11. The device of claim 8, further comprising:

a standard curve comprising samples of peptidoglycan associated lipoprotein protein at known concentrations;

an output that correlates to protein concentration;

a similar measurement performed on patient urine, as well as a control protein sample; and

a calculation, which uses the standard curve and the urine sample measurements to estimate the peptidoglycan associated lipoprotein concentration in the urine sample.

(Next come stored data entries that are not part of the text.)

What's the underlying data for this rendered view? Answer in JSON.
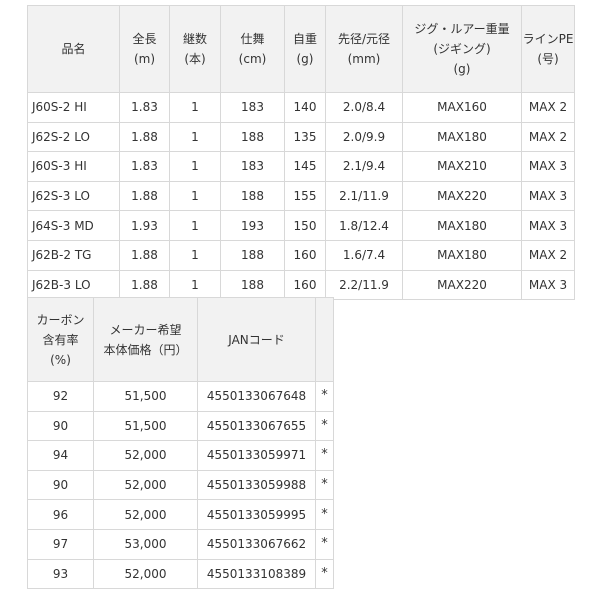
{
  "spec_table": {
    "headers": [
      [
        "品名"
      ],
      [
        "全長",
        "(m)"
      ],
      [
        "継数",
        "(本)"
      ],
      [
        "仕舞",
        "(cm)"
      ],
      [
        "自重",
        "(g)"
      ],
      [
        "先径/元径",
        "(mm)"
      ],
      [
        "ジグ・ルアー重量",
        "(ジギング)",
        "(g)"
      ],
      [
        "ラインPE",
        "(号)"
      ]
    ],
    "rows": [
      [
        "J60S-2 HI",
        "1.83",
        "1",
        "183",
        "140",
        "2.0/8.4",
        "MAX160",
        "MAX 2"
      ],
      [
        "J62S-2 LO",
        "1.88",
        "1",
        "188",
        "135",
        "2.0/9.9",
        "MAX180",
        "MAX 2"
      ],
      [
        "J60S-3 HI",
        "1.83",
        "1",
        "183",
        "145",
        "2.1/9.4",
        "MAX210",
        "MAX 3"
      ],
      [
        "J62S-3 LO",
        "1.88",
        "1",
        "188",
        "155",
        "2.1/11.9",
        "MAX220",
        "MAX 3"
      ],
      [
        "J64S-3 MD",
        "1.93",
        "1",
        "193",
        "150",
        "1.8/12.4",
        "MAX180",
        "MAX 3"
      ],
      [
        "J62B-2 TG",
        "1.88",
        "1",
        "188",
        "160",
        "1.6/7.4",
        "MAX180",
        "MAX 2"
      ],
      [
        "J62B-3 LO",
        "1.88",
        "1",
        "188",
        "160",
        "2.2/11.9",
        "MAX220",
        "MAX 3"
      ]
    ]
  },
  "price_table": {
    "headers": [
      [
        "カーボン",
        "含有率",
        "(%)"
      ],
      [
        "メーカー希望",
        "本体価格（円）"
      ],
      [
        "JANコード"
      ],
      [
        ""
      ]
    ],
    "rows": [
      [
        "92",
        "51,500",
        "4550133067648",
        "*"
      ],
      [
        "90",
        "51,500",
        "4550133067655",
        "*"
      ],
      [
        "94",
        "52,000",
        "4550133059971",
        "*"
      ],
      [
        "90",
        "52,000",
        "4550133059988",
        "*"
      ],
      [
        "96",
        "52,000",
        "4550133059995",
        "*"
      ],
      [
        "97",
        "53,000",
        "4550133067662",
        "*"
      ],
      [
        "93",
        "52,000",
        "4550133108389",
        "*"
      ]
    ]
  }
}
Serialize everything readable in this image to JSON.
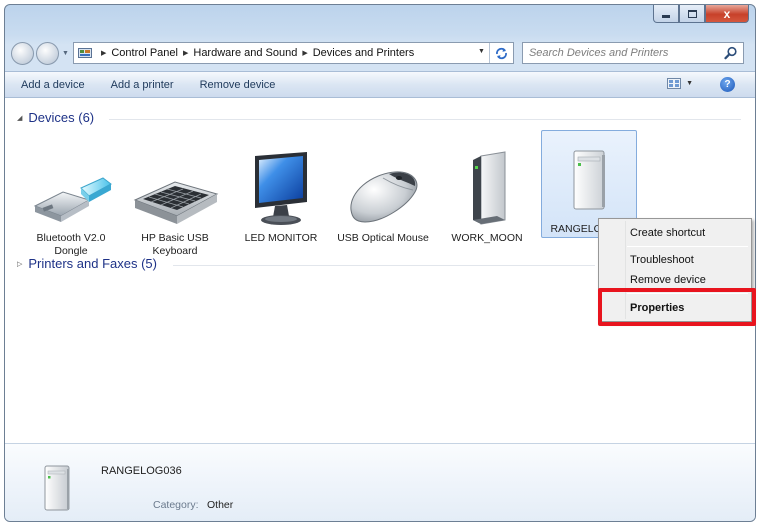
{
  "window": {
    "caption_close": "x"
  },
  "breadcrumb": {
    "items": [
      "Control Panel",
      "Hardware and Sound",
      "Devices and Printers"
    ]
  },
  "search": {
    "placeholder": "Search Devices and Printers"
  },
  "toolbar": {
    "add_device": "Add a device",
    "add_printer": "Add a printer",
    "remove_device": "Remove device",
    "help": "?"
  },
  "groups": {
    "devices": "Devices (6)",
    "printers": "Printers and Faxes (5)"
  },
  "devices": [
    {
      "name": "Bluetooth V2.0 Dongle",
      "icon": "usb-dongle-icon"
    },
    {
      "name": "HP Basic USB Keyboard",
      "icon": "keyboard-icon"
    },
    {
      "name": "LED MONITOR",
      "icon": "monitor-icon"
    },
    {
      "name": "USB Optical Mouse",
      "icon": "mouse-icon"
    },
    {
      "name": "WORK_MOON",
      "icon": "computer-tower-icon"
    },
    {
      "name": "RANGELOG036",
      "icon": "computer-tower-icon",
      "selected": true
    }
  ],
  "context_menu": {
    "items": [
      "Create shortcut",
      "Troubleshoot",
      "Remove device",
      "Properties"
    ],
    "highlighted": "Properties"
  },
  "details": {
    "name": "RANGELOG036",
    "category_label": "Category:",
    "category_value": "Other"
  },
  "colors": {
    "accent_red": "#e8141e",
    "group_title": "#1e3287",
    "selection_border": "#84acdd"
  }
}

12. The device of claim 11, wherein the output comprises an absorbance of light.

13. A kit comprising:

a device comprising:

a test window and optionally, a control window,

an absorbent strip,

an immunoassay strip, comprising a Gram-negative peptidoglycan associated lipoprotein-specific binding agent and optionally, a control-specific binding agent,

a container housing the absorbent and immunoassay strips, and

a cap covering the absorbent strip;

a sterile wipe and clean catch urine collection cup; and

a syringe and filter for optional removal of whole bacterial cells from the urine.

14. The kit of claim 13, wherein the device further comprises:

a standard curve comprising samples of peptidoglycan associated lipoprotein protein at known concentrations;

an output that correlates to protein concentration;

a similar measurement performed on patient urine, as well as a control protein sample; and

a calculation, which uses the standard curve and the urine sample measurements to estimate the peptidoglycan associated lipoprotein concentration in the urine sample.

15. The kit of claim 14, wherein the output comprises an absorbance of light.